Bdzoom.com  : L’enthousiasme de la jeunesse…

Bernard Farkas : Voilà ! On avait en face de nous un directeur général du National Lampoon (Leonard Mogel) qui devait avoir 45-50 ans, au moins. Il connaissait toutes les ficelles du métier et il nous a vus arriver en se pourléchant les babines ! (rires)

Bdzoom.com : L’accord s’est fait uniquement sur le titre et Dionnet a malgré tout fait les maquettes des premiers numéros américains d’Heavy Metal.

Bernard Farkas : Oui… On s’est aperçu très vite qu’ils avaient tiré la couverture à eux et qu’ils avaient pris tout ce qu’ils pouvaient prendre comme idées, comme planches, en s’assurant qu’ils n’auraient pas de procès. Ce que la société des Humanos a reçu en retour n’était que des miettes, par rapport à ce qu’on aurait pu recevoir. On était trop tendres pour ce genre de situation…

Bdzoom.com : Vous disparaissez de Métal hurlant après, environ, 2 ans de collaboration. On retrouve votre nom dans le dossier rétrospectif du numéro 50 (où vous êtes rebaptisé « Scareface » !). Pour quelle raison avez-vous quitté les Humanoïdes Associés ?

Bernard Farkas : Quand je suis parti, avec le succès, Métal hurlant était passé mensuel [à partir du numéro 9, sept. 76. Le nom de Farkas n’apparaît plus au sommaire du numéro 23, nov. 77]. Il y avait des livres de publiés par les Humanos… Dans une certaine mesure, le succès était certain, mais d’un autre côté, les besoins d’argent n’étaient pas négligeables.

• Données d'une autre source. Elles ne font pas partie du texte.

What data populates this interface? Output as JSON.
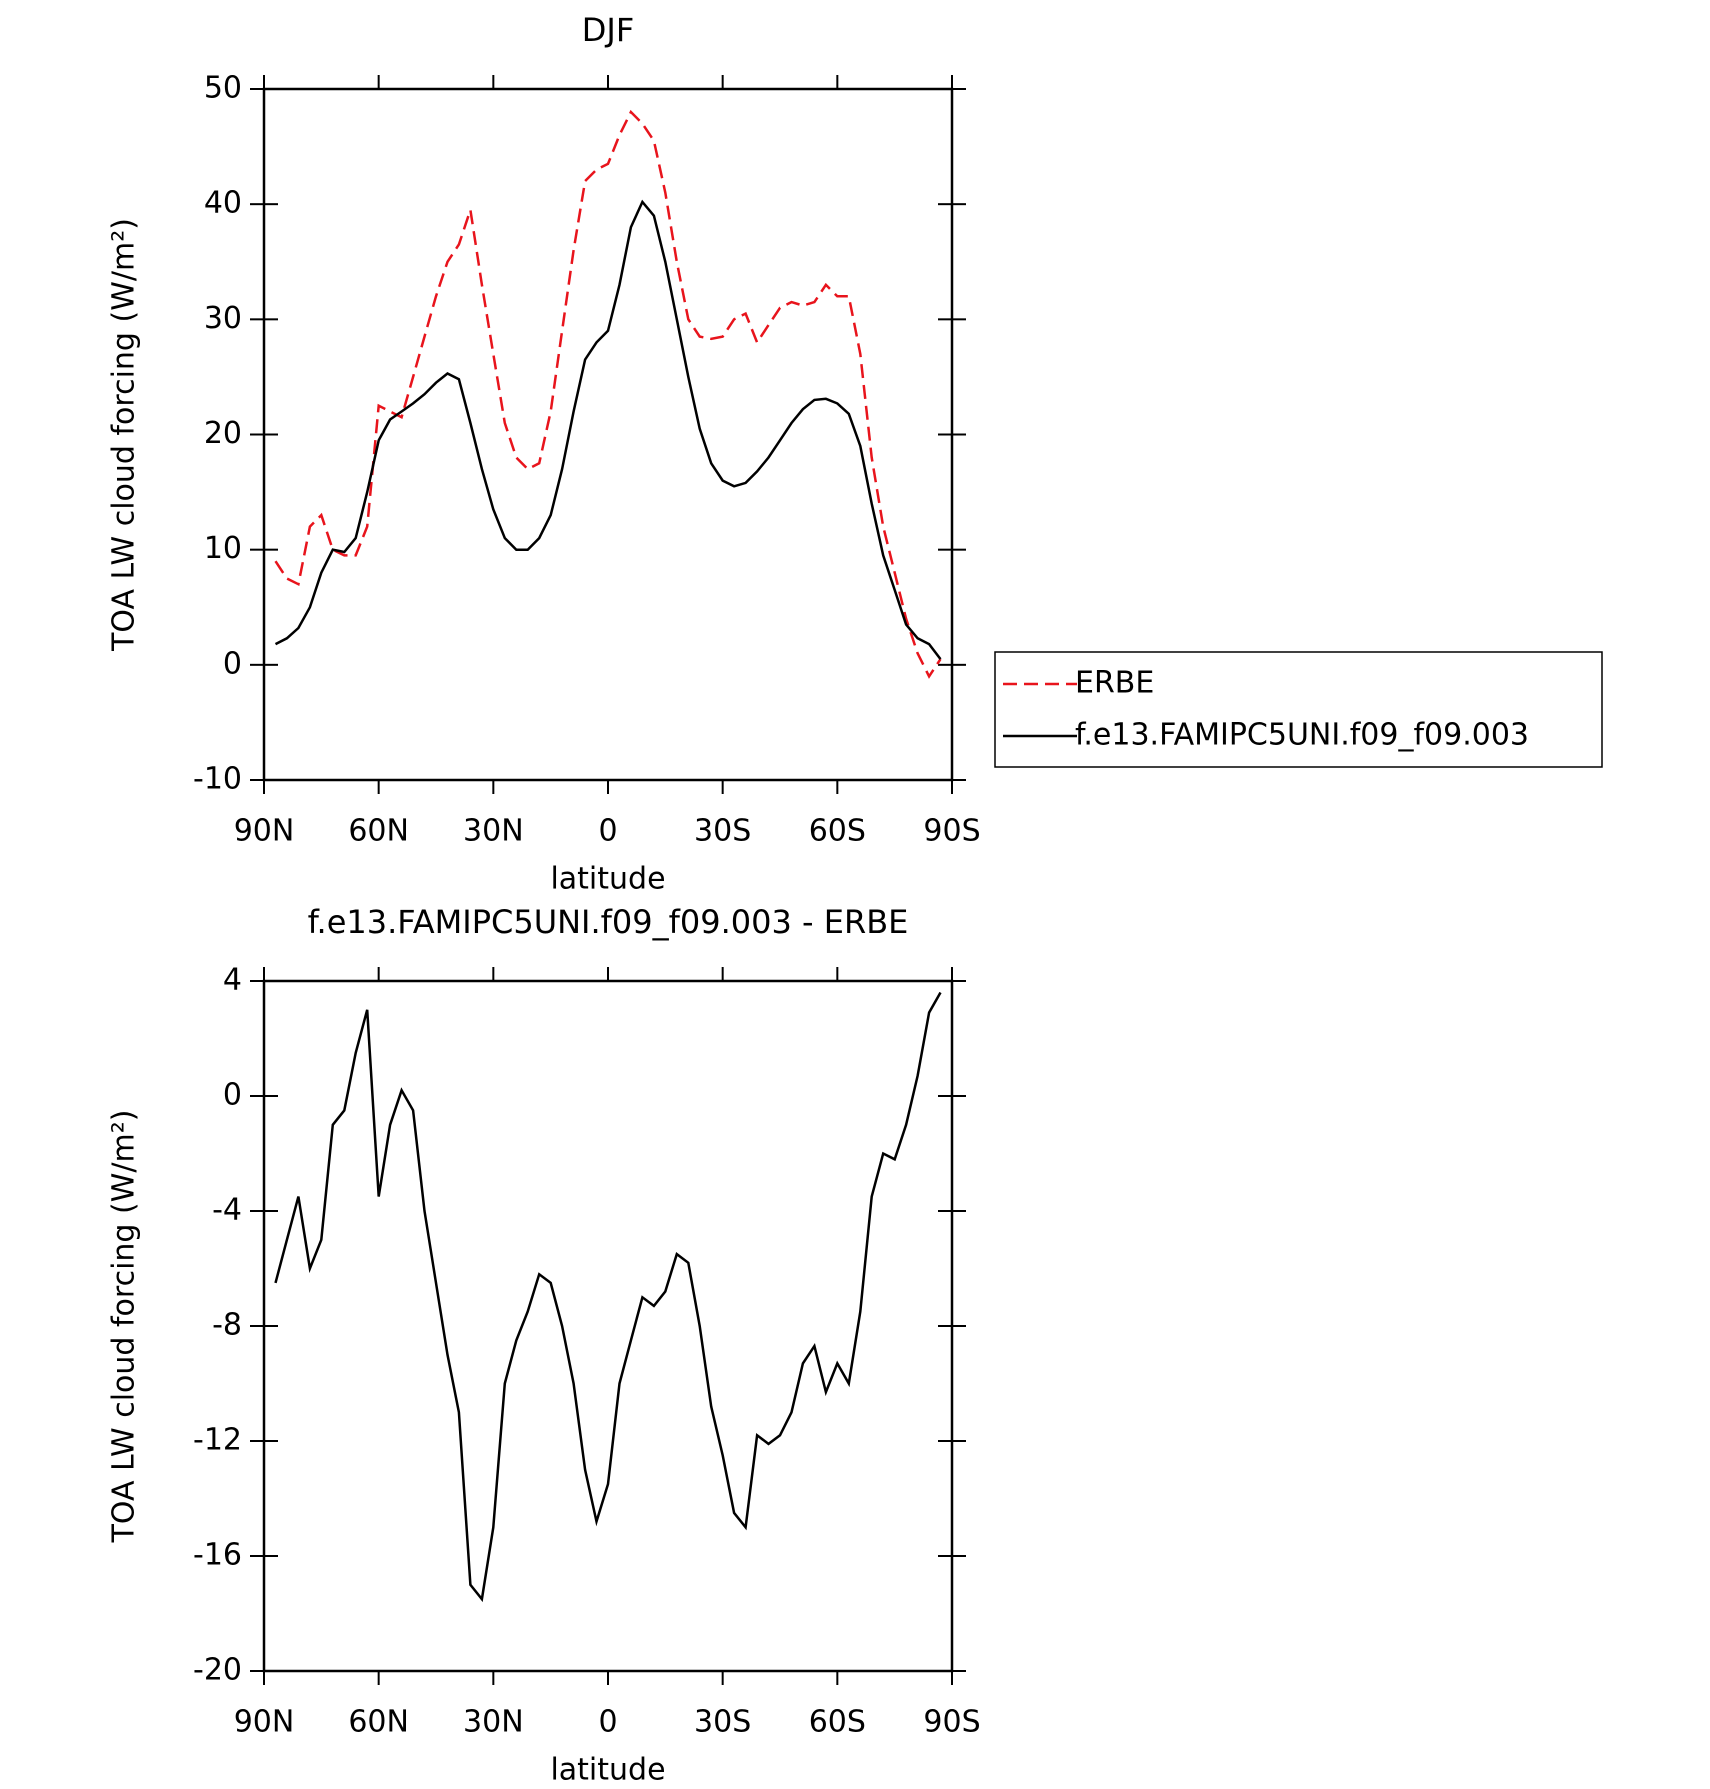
{
  "chart_data": [
    {
      "type": "line",
      "title": "DJF",
      "xlabel": "latitude",
      "ylabel": "TOA LW cloud forcing (W/m²)",
      "x": [
        87,
        84,
        81,
        78,
        75,
        72,
        69,
        66,
        63,
        60,
        57,
        54,
        51,
        48,
        45,
        42,
        39,
        36,
        33,
        30,
        27,
        24,
        21,
        18,
        15,
        12,
        9,
        6,
        3,
        0,
        -3,
        -6,
        -9,
        -12,
        -15,
        -18,
        -21,
        -24,
        -27,
        -30,
        -33,
        -36,
        -39,
        -42,
        -45,
        -48,
        -51,
        -54,
        -57,
        -60,
        -63,
        -66,
        -69,
        -72,
        -75,
        -78,
        -81,
        -84,
        -87
      ],
      "series": [
        {
          "name": "ERBE",
          "color": "#e8141c",
          "style": "dashed",
          "values": [
            9,
            7.5,
            7,
            12,
            13,
            10,
            9.5,
            9.5,
            12,
            22.5,
            22,
            21.5,
            25,
            28.5,
            32,
            35,
            36.5,
            39.5,
            33,
            27,
            21,
            18,
            17,
            17.5,
            22,
            29,
            36,
            42,
            43,
            43.5,
            46,
            48,
            47,
            45.5,
            41,
            35,
            30,
            28.5,
            28.3,
            28.5,
            30,
            30.5,
            28,
            29.5,
            31,
            31.5,
            31.2,
            31.5,
            33,
            32,
            32,
            27,
            18,
            12,
            8,
            4,
            1,
            -1,
            0.5
          ]
        },
        {
          "name": "f.e13.FAMIPC5UNI.f09_f09.003",
          "color": "#000000",
          "style": "solid",
          "values": [
            1.8,
            2.3,
            3.2,
            5,
            8,
            10,
            9.8,
            11,
            15,
            19.5,
            21.3,
            22,
            22.7,
            23.5,
            24.5,
            25.3,
            24.8,
            21,
            17,
            13.5,
            11,
            10,
            10,
            11,
            13,
            17,
            22,
            26.5,
            28,
            29,
            33,
            38,
            40.2,
            39,
            35,
            30,
            25,
            20.5,
            17.5,
            16,
            15.5,
            15.8,
            16.8,
            18,
            19.5,
            21,
            22.2,
            23,
            23.1,
            22.7,
            21.8,
            19,
            14,
            9.5,
            6.5,
            3.5,
            2.3,
            1.8,
            0.5
          ]
        }
      ],
      "xlim": [
        90,
        -90
      ],
      "xticks": [
        {
          "value": 90,
          "label": "90N"
        },
        {
          "value": 60,
          "label": "60N"
        },
        {
          "value": 30,
          "label": "30N"
        },
        0,
        {
          "value": -30,
          "label": "30S"
        },
        {
          "value": -60,
          "label": "60S"
        },
        {
          "value": -90,
          "label": "90S"
        }
      ],
      "ylim": [
        -10,
        50
      ],
      "yticks": [
        -10,
        0,
        10,
        20,
        30,
        40,
        50
      ],
      "legend": "right"
    },
    {
      "type": "line",
      "title": "f.e13.FAMIPC5UNI.f09_f09.003 - ERBE",
      "xlabel": "latitude",
      "ylabel": "TOA LW cloud forcing (W/m²)",
      "x": [
        87,
        84,
        81,
        78,
        75,
        72,
        69,
        66,
        63,
        60,
        57,
        54,
        51,
        48,
        45,
        42,
        39,
        36,
        33,
        30,
        27,
        24,
        21,
        18,
        15,
        12,
        9,
        6,
        3,
        0,
        -3,
        -6,
        -9,
        -12,
        -15,
        -18,
        -21,
        -24,
        -27,
        -30,
        -33,
        -36,
        -39,
        -42,
        -45,
        -48,
        -51,
        -54,
        -57,
        -60,
        -63,
        -66,
        -69,
        -72,
        -75,
        -78,
        -81,
        -84,
        -87
      ],
      "series": [
        {
          "color": "#000000",
          "style": "solid",
          "values": [
            -6.5,
            -5,
            -3.5,
            -6,
            -5,
            -1,
            -0.5,
            1.5,
            3,
            -3.5,
            -1,
            0.2,
            -0.5,
            -4,
            -6.5,
            -9,
            -11,
            -17,
            -17.5,
            -15,
            -10,
            -8.5,
            -7.5,
            -6.2,
            -6.5,
            -8,
            -10,
            -13,
            -14.8,
            -13.5,
            -10,
            -8.5,
            -7,
            -7.3,
            -6.8,
            -5.5,
            -5.8,
            -8,
            -10.8,
            -12.5,
            -14.5,
            -15,
            -11.8,
            -12.1,
            -11.8,
            -11,
            -9.3,
            -8.7,
            -10.3,
            -9.3,
            -10,
            -7.5,
            -3.5,
            -2,
            -2.2,
            -1,
            0.7,
            2.9,
            3.6
          ]
        }
      ],
      "xlim": [
        90,
        -90
      ],
      "xticks": [
        {
          "value": 90,
          "label": "90N"
        },
        {
          "value": 60,
          "label": "60N"
        },
        {
          "value": 30,
          "label": "30N"
        },
        0,
        {
          "value": -30,
          "label": "30S"
        },
        {
          "value": -60,
          "label": "60S"
        },
        {
          "value": -90,
          "label": "90S"
        }
      ],
      "ylim": [
        -20,
        4
      ],
      "yticks": [
        -20,
        -16,
        -12,
        -8,
        -4,
        0,
        4
      ]
    }
  ]
}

C’est clair, certaines erreurs d’édition, de gestion étaient faites, et il y avait à certains moments besoin d’argent frais. D’autre part, plus il y a de succès, plus il faut acheter de papier, plus il faut que les fournisseurs fassent des conditions, etc… C’est ce que l’on appelle le « Besoin en Fond de Roulement ». Malgré tout, les Humanos était une société qui avait été montée entre 4 personnes jeunes et sans fonds propres réels. On ne pouvait pas rester comme cela avec une société de type S.A.R.L. à 20.000 francs, qui brassait à ce moment-là des millions. Il a fallu à un moment donné se poser réellement la question des fonds propres [le capital est amené à 22 000 francs à partir du numéro 11, nov. 76]. Il n’y avait pas assez de capitaux par rapport à l’ampleur de la société, ampleur que personne n’aurait pu imaginer un an et demi avant…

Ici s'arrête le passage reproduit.